The Employee Benefits Security Administration proposed the regulations March 2.

“We are concerned that EBSA’s statements regarding the use of historical performance data in connection with computer-based advice models will have unintended negative spillover consequences for retirement investment fiduciaries, plan sponsors and participants,” stated Larry H. Goldbrum, general counsel for SPARK, Simsbury, Conn., in a comment letter to EBSA. “The SPARK Institute believes that EBSA’s position intrudes on a plan fiduciary’s discretionary authority and ability to rely on an independent investment adviser’s professional judgment and recommendations regarding what criteria are appropriate and important for making decisions that are best for the plan and its participants.”

A result of the proposed rules would likely be to reduce availability of computer-based investment advice for plan participants, Goldbrum said.

Other concerns raised in the letter:

–Concepts in the proposed rules could impair educational and asset-allocation tools that plan sponsors and service providers make available to participants in a non-fiduciary capacity.

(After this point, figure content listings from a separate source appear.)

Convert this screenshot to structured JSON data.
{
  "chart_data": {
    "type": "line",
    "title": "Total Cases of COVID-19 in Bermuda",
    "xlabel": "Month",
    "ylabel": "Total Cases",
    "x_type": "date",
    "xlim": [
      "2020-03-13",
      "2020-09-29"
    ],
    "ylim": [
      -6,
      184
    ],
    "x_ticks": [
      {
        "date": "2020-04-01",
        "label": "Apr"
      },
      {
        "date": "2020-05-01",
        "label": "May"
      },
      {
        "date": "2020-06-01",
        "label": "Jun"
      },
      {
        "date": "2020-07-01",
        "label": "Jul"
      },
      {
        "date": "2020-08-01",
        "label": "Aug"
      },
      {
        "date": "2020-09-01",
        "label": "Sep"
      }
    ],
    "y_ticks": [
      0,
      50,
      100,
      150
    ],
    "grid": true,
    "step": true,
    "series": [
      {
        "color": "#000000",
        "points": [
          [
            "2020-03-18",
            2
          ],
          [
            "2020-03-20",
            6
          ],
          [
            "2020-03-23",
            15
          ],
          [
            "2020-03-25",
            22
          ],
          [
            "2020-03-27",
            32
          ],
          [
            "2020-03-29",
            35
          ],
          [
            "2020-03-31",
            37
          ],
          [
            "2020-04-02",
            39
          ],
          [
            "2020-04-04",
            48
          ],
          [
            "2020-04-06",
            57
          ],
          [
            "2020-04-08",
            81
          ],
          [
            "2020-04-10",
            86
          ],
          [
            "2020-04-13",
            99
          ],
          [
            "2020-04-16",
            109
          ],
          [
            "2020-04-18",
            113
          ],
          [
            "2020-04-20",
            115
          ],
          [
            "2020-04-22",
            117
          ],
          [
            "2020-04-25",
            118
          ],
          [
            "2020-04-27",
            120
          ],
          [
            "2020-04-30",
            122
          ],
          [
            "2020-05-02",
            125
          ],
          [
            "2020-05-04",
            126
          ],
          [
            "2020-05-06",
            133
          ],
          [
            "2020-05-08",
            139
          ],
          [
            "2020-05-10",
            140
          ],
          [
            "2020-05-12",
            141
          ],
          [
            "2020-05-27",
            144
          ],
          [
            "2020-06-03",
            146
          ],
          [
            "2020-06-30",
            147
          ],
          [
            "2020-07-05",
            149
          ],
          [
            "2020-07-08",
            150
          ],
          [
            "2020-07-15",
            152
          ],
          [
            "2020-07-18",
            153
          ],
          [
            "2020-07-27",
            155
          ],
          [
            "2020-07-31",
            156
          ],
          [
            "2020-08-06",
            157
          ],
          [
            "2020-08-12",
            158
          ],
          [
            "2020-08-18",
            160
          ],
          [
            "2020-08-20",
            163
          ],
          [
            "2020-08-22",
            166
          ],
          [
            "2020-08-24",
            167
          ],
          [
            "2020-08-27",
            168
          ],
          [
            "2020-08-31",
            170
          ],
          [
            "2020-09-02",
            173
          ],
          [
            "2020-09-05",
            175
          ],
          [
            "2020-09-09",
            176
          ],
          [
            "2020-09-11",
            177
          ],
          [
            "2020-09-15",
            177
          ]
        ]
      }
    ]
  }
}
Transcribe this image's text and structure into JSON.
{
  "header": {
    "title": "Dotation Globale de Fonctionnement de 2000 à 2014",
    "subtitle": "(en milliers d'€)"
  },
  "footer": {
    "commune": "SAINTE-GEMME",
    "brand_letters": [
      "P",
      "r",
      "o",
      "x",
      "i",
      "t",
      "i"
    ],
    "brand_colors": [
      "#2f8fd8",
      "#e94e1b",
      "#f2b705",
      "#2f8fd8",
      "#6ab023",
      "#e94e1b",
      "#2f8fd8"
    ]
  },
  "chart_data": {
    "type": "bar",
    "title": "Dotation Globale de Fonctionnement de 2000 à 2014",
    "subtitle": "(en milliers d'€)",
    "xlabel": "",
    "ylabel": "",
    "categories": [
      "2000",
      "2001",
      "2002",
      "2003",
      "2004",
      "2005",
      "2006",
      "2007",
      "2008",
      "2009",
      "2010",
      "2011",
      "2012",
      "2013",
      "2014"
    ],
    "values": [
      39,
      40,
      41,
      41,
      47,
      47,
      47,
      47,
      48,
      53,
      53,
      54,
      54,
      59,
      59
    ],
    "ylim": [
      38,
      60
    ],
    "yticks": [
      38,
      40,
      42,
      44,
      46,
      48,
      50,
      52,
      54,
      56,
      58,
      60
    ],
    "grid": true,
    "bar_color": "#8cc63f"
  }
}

–Language in the proposed rules limits selection criteria to plans charging fees and expenses, suggesting a governmental bias in favor of passively managed or index funds over actively managed funds.

However, SPARK does commend EBSA in one area–for saying that neither the proposed rules nor the Pension Protection Act of 2006 exemption for investment advice affects EBSA’s prior guidance on providing investment advice.